Le vendredi 17 novembre, des medias français proches du Quai d’Orsay ont publié des nouvelles relatives à la suspension de l’Aide Publique au Développement (APD) de la France en direction du Mali. C’est notamment le cas du quotidien français Le Monde qui cite une source diplomatique hexagonale. Même si cette décision n’est pour le moment qu’officieuse, d’ores et déjà, elle suscite en France une grande incompréhension des Associations et ONG. Dont la Coordination des Elus-es-Français-es- d’origine malienne (CEFOM), Maison des associations de Montreuil .Celle-ci prévient les autorisés françaises de l’urgence de revenir sur leur « décision injuste ».
La CEFOM estime que la suspension des financements de l’APD en direction du Mali, y compris la part qui transite par des organisations humanitaires, est une décision qui va énormément entraver le monde associatif en France et au Mali.
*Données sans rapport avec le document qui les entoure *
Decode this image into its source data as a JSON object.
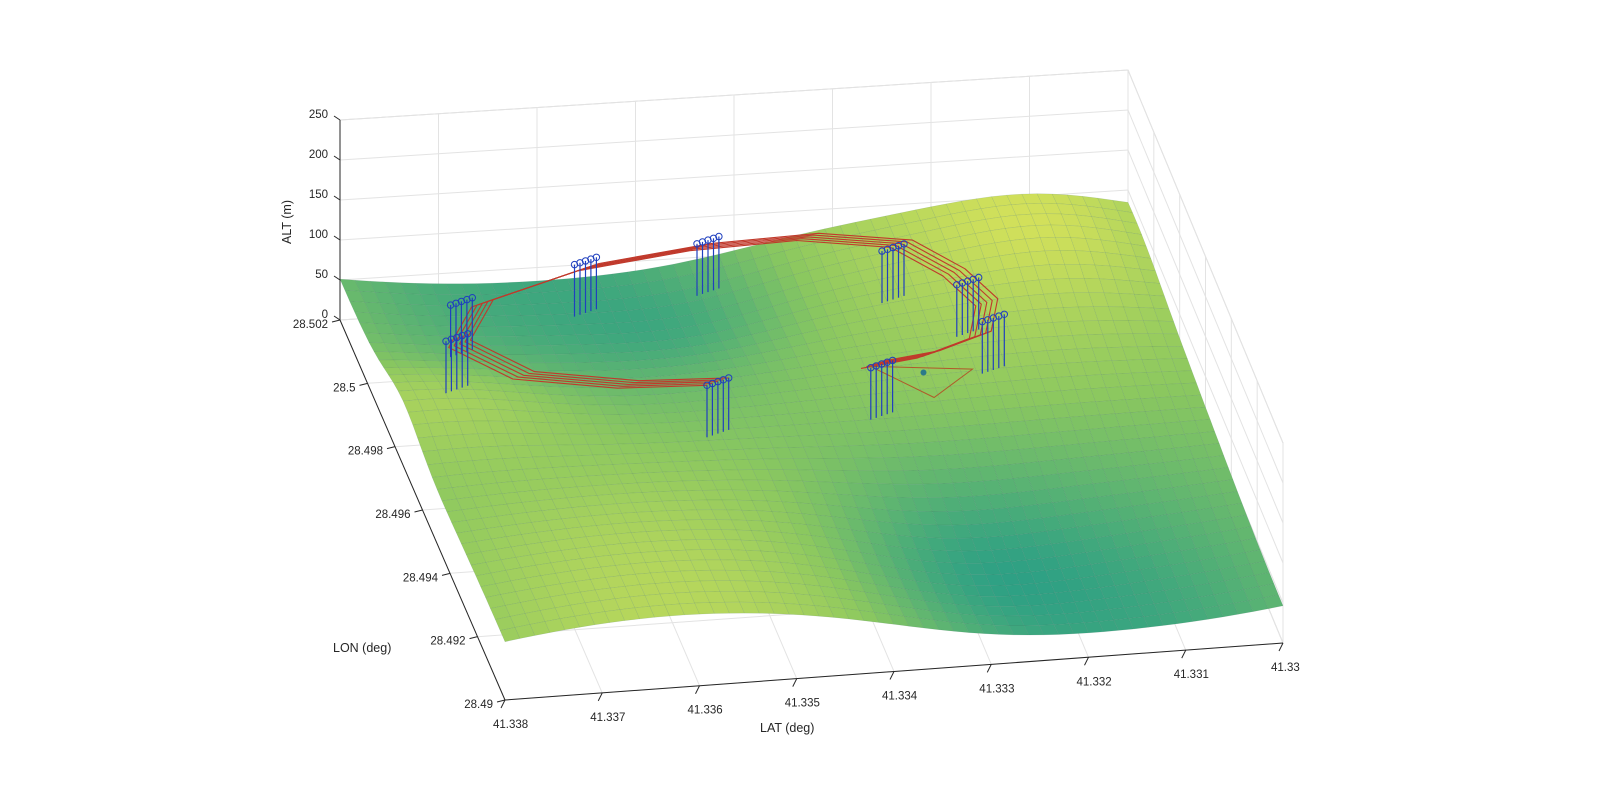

Mais aussi et surtout, elle considère que « Cette décision des autorités françaises est d’autant plus inacceptable qu’elle participe à la dégradation de la situation sur place et des relations entre nos deux pays ».
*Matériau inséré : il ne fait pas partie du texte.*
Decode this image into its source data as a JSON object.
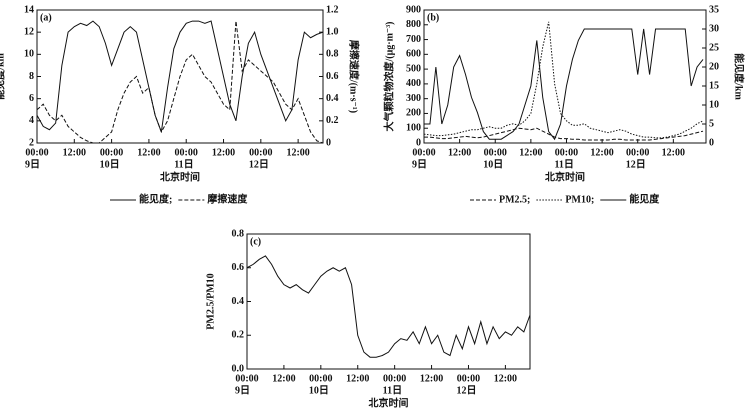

Cette inquiétude est d’autant plus justifiée que l’ONU estime à plus de sept millions, soit 35% des maliens qui ont actuellement besoin de l’aide humanitaire. Alors, pourquoi les autorités francaises veulent tant suspendre l’APD en direction du Mali ? Une « aide » que Paris a toujours présenté comme « humanitaire » ? Mais que représente l’APD de la France en direction du Mali ? Dans l’hypothèse de sa suspension, quel impact aurait-elle sur l’économie malienne ?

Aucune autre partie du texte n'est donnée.